The source code for the atom-feed app is on GitHub in the https://github.com/UQ-CMM-Mirage/mytardis-app-atom repository.

The oai-pmh app

The oai-pmh app is used to make the metadata for Experiments available for external harvesting using the OAI-PMH protocol.  As the app currently stands, there is support for two metadata formats: the mandatory DC format required the protocol, and RIF-CS.  Only "public" Experiments with a non-empty description are made available.  (Other "publishability" checks are implemented in the MyTardis front-end when the user attempts to make an Experiment "public".)  This app is part of the core MyTardis codebase, and the code is available from the "master" MyTardis repository on GitHub as https://github.com/mytardis/mytardis in the tardis/apps/oaipmh directory.

The related-info app

The related-info app allows a user to relate an Experiment to an external resource; e.g. a website or publication.  When provided, this information will be included in the RIF-CS records published by the oai-pmh app.
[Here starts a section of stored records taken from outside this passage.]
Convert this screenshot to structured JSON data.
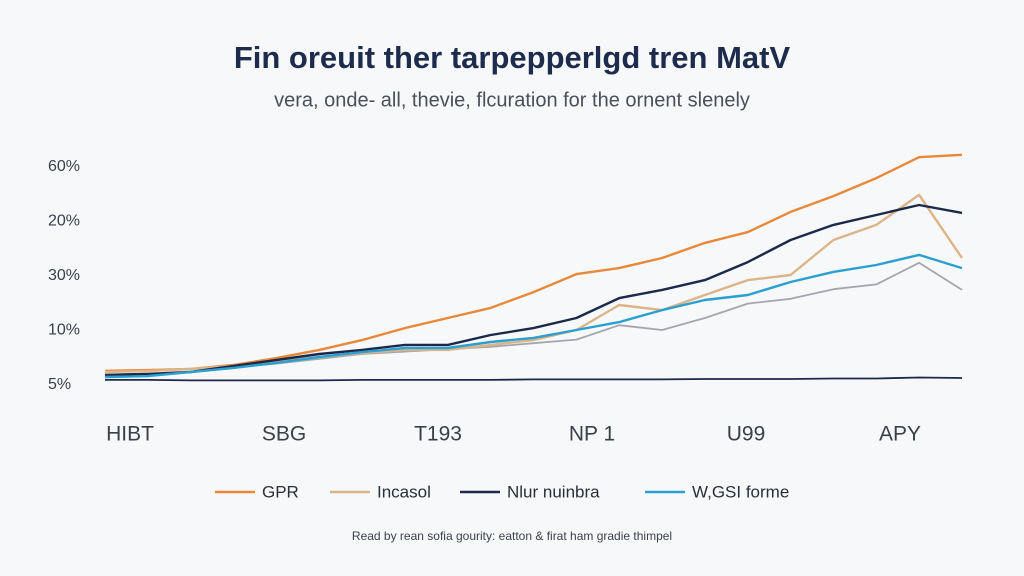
{
  "chart_data": {
    "type": "line",
    "title": "Fin oreuit ther tarpepperlgd tren MatV",
    "subtitle": "vera, onde- all, thevie, flcuration for the ornent slenely",
    "footer": "Read by rean sofia gourity: eatton & firat ham gradie thimpel",
    "categories": [
      "HIBT",
      "SBG",
      "T193",
      "NP 1",
      "U99",
      "APY"
    ],
    "y_labels": [
      "60%",
      "20%",
      "30%",
      "10%",
      "5%"
    ],
    "x": [
      0,
      1,
      2,
      3,
      4,
      5,
      6,
      7,
      8,
      9,
      10,
      11,
      12,
      13,
      14,
      15,
      16,
      17,
      18,
      19,
      20
    ],
    "xlim": [
      0,
      20
    ],
    "ylim": [
      0,
      100
    ],
    "series": [
      {
        "name": "GPR",
        "color": "#e8893a",
        "values": [
          8,
          8.3,
          8.8,
          10.4,
          13.3,
          16.7,
          20.8,
          25.8,
          30,
          34.2,
          40.8,
          48.3,
          50.8,
          55,
          61.3,
          65.8,
          74.2,
          80.8,
          88.3,
          97,
          98
        ]
      },
      {
        "name": "Incasol",
        "color": "#dcb487",
        "values": [
          7.5,
          7.9,
          8.8,
          10,
          11.7,
          13.8,
          15.4,
          16.7,
          16.7,
          18.8,
          20.8,
          25,
          35.4,
          33.3,
          39.6,
          45.8,
          47.9,
          62.5,
          68.8,
          81.3,
          55
        ]
      },
      {
        "name": "Nlur nuinbra",
        "color": "#1b2a4a",
        "values": [
          6.3,
          6.7,
          7.5,
          10,
          12.5,
          15,
          16.7,
          18.8,
          18.8,
          22.9,
          25.8,
          30,
          38.3,
          41.7,
          45.8,
          53.3,
          62.5,
          68.8,
          72.9,
          77.1,
          73.8
        ]
      },
      {
        "name": "W,GSI forme",
        "color": "#2a9fd0",
        "values": [
          5.4,
          5.8,
          7.5,
          9.2,
          11.3,
          13.8,
          15.8,
          17.5,
          17.5,
          20,
          21.7,
          25,
          28.3,
          33.3,
          37.5,
          39.6,
          45,
          49.2,
          52.1,
          56.3,
          50.8
        ]
      },
      {
        "color": "#a3a7ad",
        "values": [
          6,
          6.5,
          7.5,
          9.5,
          11,
          13,
          15,
          16,
          17,
          18,
          19.5,
          21,
          27,
          25,
          30,
          36,
          38,
          42,
          44,
          53,
          41.7
        ]
      },
      {
        "color": "#1b2a4a",
        "values": [
          4.2,
          4.2,
          4.0,
          4.0,
          4.0,
          4.0,
          4.2,
          4.2,
          4.2,
          4.2,
          4.4,
          4.4,
          4.4,
          4.4,
          4.6,
          4.6,
          4.6,
          4.8,
          4.8,
          5.2,
          5.0
        ]
      }
    ]
  }
}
This app is part of the core MyTardis codebase, and the code is available from the "master" MyTardis repository on GitHub as https://github.com/mytardis/mytardis in the tardis/apps/related_info directory.

The anzsrc-codes app

The anzsrc-code app allows the user to attach FoR codes to Experiments.  When provided, these are included in the RIF-CS records published by the oai-pmh app. This app is part of the core MyTardis codebase, and the code is available from the "master" MyTardis repository on GitHub as https://github.com/mytardis/mytardis in the tardis/apps/anzsrc_codes directory.

The data-migration app

The CMM Mirage repository is deployed on infrastructure that does not have enough primary online disc space to meet our needs.  We are addressing this by setting up secondary storage locations on campus (e.g. using QCIF provided "cloud" facilities), and using the to hold "less important" data files. The migration app is being developed to support this.  It supports (or will support):

  • migration of datafile replicas from one storage location to another,
  • mirroring of datafile replicas,
  • automated selection of datafiles for migration based on a scoring system, and
  • archiving of entire experiments for off-line storage.

The data-migration app is part of the core MyTardis codebase, and the code is available from the "master" MyTardis repository on GitHub as https://github.com/mytardis/mytardis in the tardis/apps/migration directory.

(At the time of writing, the MyTardis codebase has an "early release" version of the data-migration app that only knows about one replica of any given datafile.  We are currently working on a version that tracks multiple replicas.)